Knowledge Is Key to Maintaining a Healthy Forest
Maintaining a healthy and thriving small acreage family forest requires knowledge, planning and action.
About 500 small forest landowners turned out for the two-day Western Washington Forest Owners Field Day in early August in Skagit County to gain the knowledge necessary to plan for and improve their family forest plots.
The field days have been held twice annually in eastern and western Washington since 1997, sponsored by a partnership of WSU Extension, the state Department of Natural Resources and the Family Forest Foundation. This is the first time the event has been held in Skagit County.
Participants attended classes on topics ranging from plant identification, proper tree spacing, creating wildlife habitat, forest thinning, and proper use and maintenance of chain saws and other tools.
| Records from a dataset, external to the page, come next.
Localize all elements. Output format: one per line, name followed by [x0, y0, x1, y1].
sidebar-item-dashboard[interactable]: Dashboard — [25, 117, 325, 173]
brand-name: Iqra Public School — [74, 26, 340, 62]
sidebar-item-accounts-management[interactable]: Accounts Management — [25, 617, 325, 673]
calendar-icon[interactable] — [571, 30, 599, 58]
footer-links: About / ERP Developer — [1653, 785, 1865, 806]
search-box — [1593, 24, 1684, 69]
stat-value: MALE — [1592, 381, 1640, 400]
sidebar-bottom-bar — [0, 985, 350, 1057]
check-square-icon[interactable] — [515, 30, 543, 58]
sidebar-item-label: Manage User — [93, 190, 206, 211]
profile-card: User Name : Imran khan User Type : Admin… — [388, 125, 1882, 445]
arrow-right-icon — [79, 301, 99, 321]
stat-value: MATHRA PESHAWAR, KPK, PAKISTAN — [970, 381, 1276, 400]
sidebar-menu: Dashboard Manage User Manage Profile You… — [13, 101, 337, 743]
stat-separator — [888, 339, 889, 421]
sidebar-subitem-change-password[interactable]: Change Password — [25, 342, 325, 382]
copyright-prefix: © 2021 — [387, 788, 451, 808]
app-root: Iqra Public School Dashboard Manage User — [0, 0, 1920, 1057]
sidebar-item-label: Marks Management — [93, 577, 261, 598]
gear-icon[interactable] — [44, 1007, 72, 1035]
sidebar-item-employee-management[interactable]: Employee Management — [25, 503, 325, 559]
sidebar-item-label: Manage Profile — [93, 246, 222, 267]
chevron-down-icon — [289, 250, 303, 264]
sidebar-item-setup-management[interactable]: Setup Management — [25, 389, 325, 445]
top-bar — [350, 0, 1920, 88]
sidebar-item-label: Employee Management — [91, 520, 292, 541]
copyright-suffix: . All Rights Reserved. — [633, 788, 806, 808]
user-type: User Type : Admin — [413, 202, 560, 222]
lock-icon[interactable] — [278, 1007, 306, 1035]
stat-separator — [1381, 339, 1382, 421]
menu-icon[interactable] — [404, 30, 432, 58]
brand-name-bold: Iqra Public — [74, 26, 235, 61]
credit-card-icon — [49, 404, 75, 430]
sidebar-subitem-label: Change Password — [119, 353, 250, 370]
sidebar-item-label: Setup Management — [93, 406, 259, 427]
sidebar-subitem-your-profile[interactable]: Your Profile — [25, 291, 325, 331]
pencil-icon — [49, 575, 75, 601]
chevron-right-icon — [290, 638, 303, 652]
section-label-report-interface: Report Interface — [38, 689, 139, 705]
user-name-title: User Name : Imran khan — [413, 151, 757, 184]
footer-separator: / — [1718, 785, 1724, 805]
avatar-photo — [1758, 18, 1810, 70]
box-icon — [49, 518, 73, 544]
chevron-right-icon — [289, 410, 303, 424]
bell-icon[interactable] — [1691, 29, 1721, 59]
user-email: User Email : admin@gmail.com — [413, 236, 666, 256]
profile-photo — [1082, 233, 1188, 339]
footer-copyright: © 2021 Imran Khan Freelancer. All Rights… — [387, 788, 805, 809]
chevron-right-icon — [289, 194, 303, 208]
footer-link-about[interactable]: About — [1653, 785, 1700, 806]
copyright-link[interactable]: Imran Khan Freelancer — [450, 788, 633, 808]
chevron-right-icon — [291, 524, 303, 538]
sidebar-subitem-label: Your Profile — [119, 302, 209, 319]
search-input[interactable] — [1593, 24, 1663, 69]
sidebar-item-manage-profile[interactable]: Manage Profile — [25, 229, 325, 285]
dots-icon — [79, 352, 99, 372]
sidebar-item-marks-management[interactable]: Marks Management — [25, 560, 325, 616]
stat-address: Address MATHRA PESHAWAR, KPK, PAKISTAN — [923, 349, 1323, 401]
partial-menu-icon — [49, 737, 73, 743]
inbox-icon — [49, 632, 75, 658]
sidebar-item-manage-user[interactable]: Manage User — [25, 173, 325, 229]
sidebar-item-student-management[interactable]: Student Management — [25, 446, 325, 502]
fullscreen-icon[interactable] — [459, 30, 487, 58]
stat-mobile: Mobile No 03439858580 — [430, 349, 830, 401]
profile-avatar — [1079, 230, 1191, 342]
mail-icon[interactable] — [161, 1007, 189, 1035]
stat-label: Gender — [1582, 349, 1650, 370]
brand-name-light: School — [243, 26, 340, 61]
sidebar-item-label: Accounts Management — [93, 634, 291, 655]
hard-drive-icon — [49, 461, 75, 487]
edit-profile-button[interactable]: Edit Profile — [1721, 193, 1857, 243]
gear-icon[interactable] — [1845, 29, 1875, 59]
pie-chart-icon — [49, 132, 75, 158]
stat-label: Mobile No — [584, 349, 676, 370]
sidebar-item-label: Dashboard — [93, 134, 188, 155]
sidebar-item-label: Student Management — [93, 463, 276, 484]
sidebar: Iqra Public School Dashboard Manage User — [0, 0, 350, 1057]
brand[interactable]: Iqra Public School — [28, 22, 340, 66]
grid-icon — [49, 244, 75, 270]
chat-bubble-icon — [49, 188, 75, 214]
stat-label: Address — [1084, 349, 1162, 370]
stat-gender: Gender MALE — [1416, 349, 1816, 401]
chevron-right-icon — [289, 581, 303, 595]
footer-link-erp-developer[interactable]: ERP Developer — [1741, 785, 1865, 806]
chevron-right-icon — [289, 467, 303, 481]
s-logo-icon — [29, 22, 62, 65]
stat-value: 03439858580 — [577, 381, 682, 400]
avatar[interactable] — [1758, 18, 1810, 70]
This year’s field day even included a class on cultivating and harvesting shiitake mushrooms.
Kevin Zobrist, WSU Snohomish County Extension forest stewardship educator, says that surveys of participants in programs like this indicate that they apply what they learn to improve the health of their forestlands.
“Our surveys indicate that 80 to 90 percent of those who attend our forest stewardship education programs actually change how they manage their forest acreage within a year,” says Zobrist.
Those attending also learn about the resources available to help them maintain the health of their forestlands. For example, the DNR offers a variety of programs to assist family forest owners, including free on-site analysis and management advice.
For those wanting more in depth information on maintaining their forest acreage, WSU King County Extension is offering its Forest Stewardship Coached Planning workshop series beginning in September in Issaquah. During the nine-week course, participants will get detailed information on good forest management practices and will develop their own personalized forest stewardship plans. A state-approved stewardship plan qualifies forestland for the designation of Stewardship Forest, which may also qualify owners of five or more wooded acres for significant property tax reductions.